一次電源504は、AC電源をマイコン駆動電圧(DC)に変換する。リレー駆動回路に供給するため、従来の計測表示のみの回路よりも多くの電力を供給する必要があるいっぽうで、屋内家電機器に対し電源回路自身から漏出するノイズを低減する防護設計と、商用電源電圧に応じた絶縁距離を確保する耐圧設計が求められる。
制御部電源506は、微弱信号を計測するための電源である。同時に通信にも使用するため、ノイズ対策を要する。また、制御部電源506は、電力計測とネットワーク対応のために、時計機能と充電池を要する。さらにAC側との絶縁が必須なため容積が大きい。
中央制御部508は、マイコン、A/D変換、積算電力乗算器、通信制御を含むアナログ・デジタル回路であり、制御部132の内部に設けられる。
【0032】
通信部電源510は、通信モジュール112の電源で、特に有線回線の場合には高耐圧の絶縁を要する。
通信部512は、無線規格認証済の無線通信モジュールか、信号絶縁された有線通信モジュールを選択して搭載する。選択して結線できる分離機構を要する。また有線配線は外部通信線との接続が容易な端子を持つ。

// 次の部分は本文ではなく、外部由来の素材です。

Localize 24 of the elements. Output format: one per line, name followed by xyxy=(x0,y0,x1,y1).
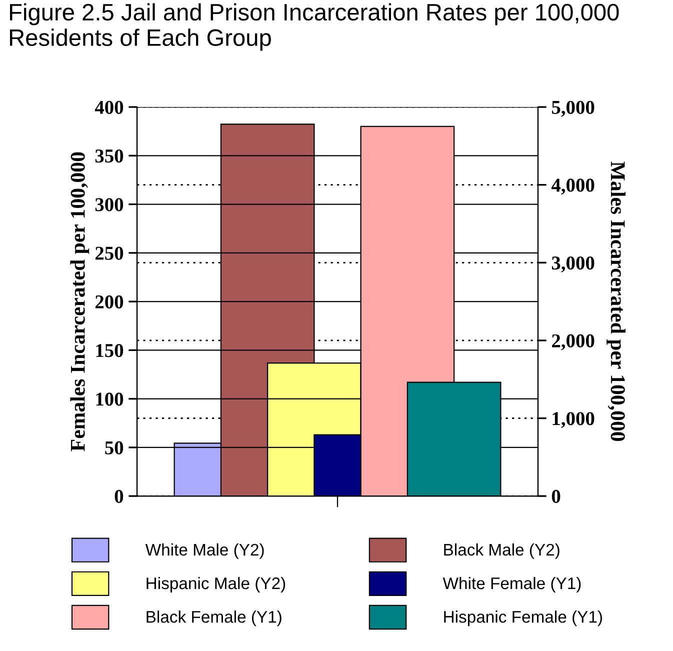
y-tick-label: 300 xyxy=(95,198,124,212)
legend-label: White Male (Y2) xyxy=(145,543,264,559)
y-tick-label: 0 xyxy=(114,490,124,503)
legend-label: White Female (Y1) xyxy=(442,576,581,592)
y-axis-title: Females Incarcerated per 100,000 xyxy=(70,152,90,452)
y2-tick-label: 0 xyxy=(552,490,560,503)
y-tick-label: 150 xyxy=(96,344,124,358)
y-tick-label: 50 xyxy=(105,441,124,454)
y2-tick-label: 2,000 xyxy=(552,334,594,350)
legend-label: Black Female (Y1) xyxy=(146,610,282,626)
legend-label: Black Male (Y2) xyxy=(444,543,560,559)
legend-label: Hispanic Male (Y2) xyxy=(146,576,286,593)
y-tick-label: 200 xyxy=(95,295,124,308)
y2-tick-label: 4,000 xyxy=(551,178,594,195)
y-tick-label: 250 xyxy=(95,246,124,260)
y-tick-label: 400 xyxy=(94,100,124,114)
y-tick-label: 100 xyxy=(96,392,124,406)
y2-axis-title: Males Incarcerated per 100,000 xyxy=(606,162,626,441)
legend-label: Hispanic Female (Y1) xyxy=(444,610,602,626)
y2-tick-label: 3,000 xyxy=(552,256,594,272)
chart-title: Figure 2.5 Jail and Prison Incarceration Rates per 100,000 Residents of Each Group xyxy=(10,3,619,51)
y2-tick-label: 1,000 xyxy=(552,412,594,428)
y2-tick-label: 5,000 xyxy=(552,100,594,117)
y-tick-label: 350 xyxy=(95,149,124,163)
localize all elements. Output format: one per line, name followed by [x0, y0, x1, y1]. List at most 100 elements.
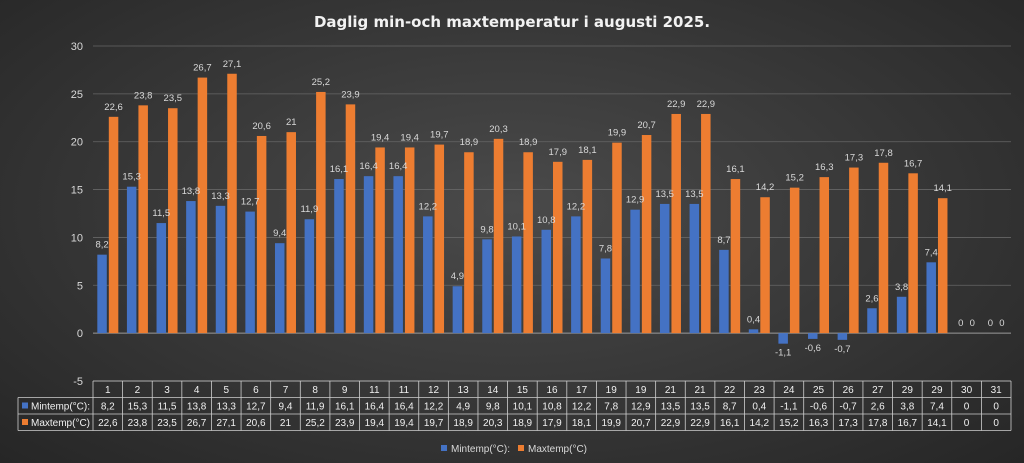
min-temp-bar — [363, 176, 374, 334]
min-temp-cell: 13,8 — [187, 402, 207, 413]
min-temp-cell: 12,9 — [631, 402, 651, 413]
max-temp-bar — [553, 161, 563, 334]
max-temp-cell: 17,8 — [868, 418, 888, 429]
max-temp-label: 21 — [286, 117, 297, 128]
max-temp-bar — [404, 147, 415, 334]
x-tick-label: 13 — [458, 385, 470, 396]
min-temp-cell: 11,5 — [158, 402, 177, 413]
y-tick-label: 15 — [71, 185, 83, 197]
max-temp-label: 16,3 — [815, 162, 834, 173]
min-temp-bar — [482, 239, 492, 334]
min-temp-cell: -1,1 — [780, 402, 798, 413]
max-temp-bar — [760, 197, 770, 334]
min-temp-cell: 7,8 — [604, 402, 618, 413]
max-temp-bar — [671, 113, 681, 334]
min-temp-cell: 8,2 — [101, 402, 115, 413]
min-temp-bar — [541, 229, 551, 334]
max-temp-cell: 23,9 — [335, 418, 355, 429]
x-tick-label: 1 — [105, 385, 111, 396]
max-temp-label: 14,2 — [756, 182, 775, 193]
max-temp-bar — [908, 173, 918, 334]
x-tick-label: 19 — [606, 385, 618, 396]
min-temp-bar — [867, 308, 877, 334]
max-temp-bar — [819, 177, 830, 334]
min-temp-cell: 13,5 — [690, 402, 710, 413]
min-temp-label: 7,8 — [599, 243, 612, 254]
max-temp-cell: 23,8 — [128, 418, 148, 429]
min-temp-label: 3,8 — [895, 282, 908, 293]
x-tick-label: 2 — [135, 385, 141, 396]
min-temp-label: 13,8 — [182, 186, 201, 197]
max-temp-bar — [227, 73, 237, 334]
x-tick-label: 19 — [635, 385, 647, 396]
x-tick-label: 25 — [813, 385, 825, 396]
max-temp-label: 22,9 — [697, 99, 716, 110]
chart-title: Daglig min-och maxtemperatur i augusti 2… — [314, 13, 710, 31]
max-temp-label: 27,1 — [223, 59, 242, 70]
y-tick-label: 0 — [77, 328, 83, 340]
min-temp-cell: 16,4 — [365, 402, 385, 413]
max-temp-key — [22, 419, 28, 425]
max-temp-cell: 17,3 — [838, 418, 858, 429]
max-temp-label: 17,9 — [549, 147, 568, 158]
max-temp-cell: 19,7 — [424, 418, 444, 429]
x-tick-label: 5 — [223, 385, 229, 396]
max-temp-bar — [168, 108, 178, 334]
min-temp-label: 11,5 — [152, 208, 170, 219]
min-temp-cell: 15,3 — [128, 402, 148, 413]
max-temp-bar — [612, 142, 622, 334]
max-temp-bar — [345, 104, 356, 334]
x-tick-label: 7 — [283, 385, 289, 396]
max-temp-label: 14,1 — [933, 183, 952, 194]
min-temp-cell: -0,7 — [840, 402, 858, 413]
min-temp-cell: 4,9 — [456, 402, 470, 413]
x-tick-label: 22 — [724, 385, 736, 396]
min-temp-cell: 12,7 — [246, 402, 266, 413]
max-temp-bar — [730, 179, 741, 334]
min-temp-label: 16,1 — [330, 164, 349, 175]
max-temp-label: 15,2 — [785, 173, 804, 184]
min-temp-cell: 11,9 — [306, 402, 325, 413]
max-temp-bar — [197, 77, 208, 334]
max-temp-label: 16,1 — [726, 164, 745, 175]
min-temp-bar — [511, 236, 522, 334]
x-tick-label: 23 — [754, 385, 766, 396]
max-temp-label: 19,7 — [430, 130, 449, 141]
max-temp-cell: 14,2 — [750, 418, 770, 429]
min-temp-bar — [423, 216, 433, 334]
max-temp-cell: 25,2 — [305, 418, 325, 429]
x-tick-label: 24 — [783, 385, 795, 396]
x-tick-label: 16 — [546, 385, 558, 396]
min-temp-cell: -0,6 — [810, 402, 828, 413]
x-tick-label: 26 — [843, 385, 855, 396]
min-temp-label: 8,7 — [717, 235, 730, 246]
max-temp-cell: 18,9 — [513, 418, 533, 429]
max-temp-label: 26,7 — [193, 63, 212, 74]
min-temp-bar — [393, 176, 403, 334]
legend-max-label: Maxtemp(°C) — [528, 444, 587, 455]
x-tick-label: 6 — [253, 385, 259, 396]
min-temp-label: 16,4 — [359, 161, 378, 172]
max-temp-cell: 27,1 — [217, 418, 237, 429]
min-temp-cell: 12,2 — [572, 402, 592, 413]
max-temp-bar — [256, 135, 267, 334]
max-temp-row-label: Maxtemp(°C) — [31, 418, 90, 429]
max-temp-cell: 20,6 — [246, 418, 266, 429]
data-table: 1 2 3 4 5 6 7 8 9 11 11 12 13 14 15 16 17 19 19 21 21 22 23 24 2… — [17, 380, 1012, 431]
max-temp-label: 19,9 — [608, 128, 627, 139]
min-temp-bar — [926, 262, 936, 334]
x-tick-label: 4 — [194, 385, 200, 396]
y-axis: -5 0 5 10 15 20 25 30 — [71, 41, 83, 388]
max-temp-cell: 14,1 — [927, 418, 947, 429]
x-tick-label: 17 — [576, 385, 588, 396]
max-temp-cell: 20,7 — [631, 418, 651, 429]
min-temp-cell: 13,5 — [661, 402, 681, 413]
min-temp-label: 9,8 — [480, 224, 493, 235]
y-tick-label: 25 — [71, 89, 83, 101]
x-tick-label: 15 — [517, 385, 529, 396]
max-temp-label: 18,1 — [578, 145, 597, 156]
max-temp-cell: 20,3 — [483, 418, 503, 429]
min-temp-label: 4,9 — [451, 271, 464, 282]
max-temp-label: 23,9 — [341, 89, 360, 100]
min-temp-label: 12,2 — [567, 201, 586, 212]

表示部514は、表示部基板116に実現され、LEDなどで機器状態の表示を行なう。結線にコネクタや構造材などを要し、機能の割に容積を要する。
電力計測部516及び522は、合体部品134及び計測部136により実現され、合体部品134を通過するACの大電力を検知して測定する。機構、配線とも容量を要する。また合体部品134が構造物を兼ねるので、配線が単純になる機構とする必要がある。微弱信号を扱うので、内部ノイズ対策も必須である。
【0033】
リレー電源518は、コンセント回路(第2のコンセント110)を開閉する大容量リレー(リレー118)をON/OFFする接点駆動回路である。自身の消費電力が大きい。
開閉リレー520は、通過するACを任意の設定で開閉する大容量のリレー118である。
第1のコンセント108及び第2のコンセント110は、計測監視下におかれたAC電源出口であり、規格品の部品を採用する。部品は業界標準の規格品であるが、自身が絶縁などの諸機能を完結しているため、とくに大型部品である。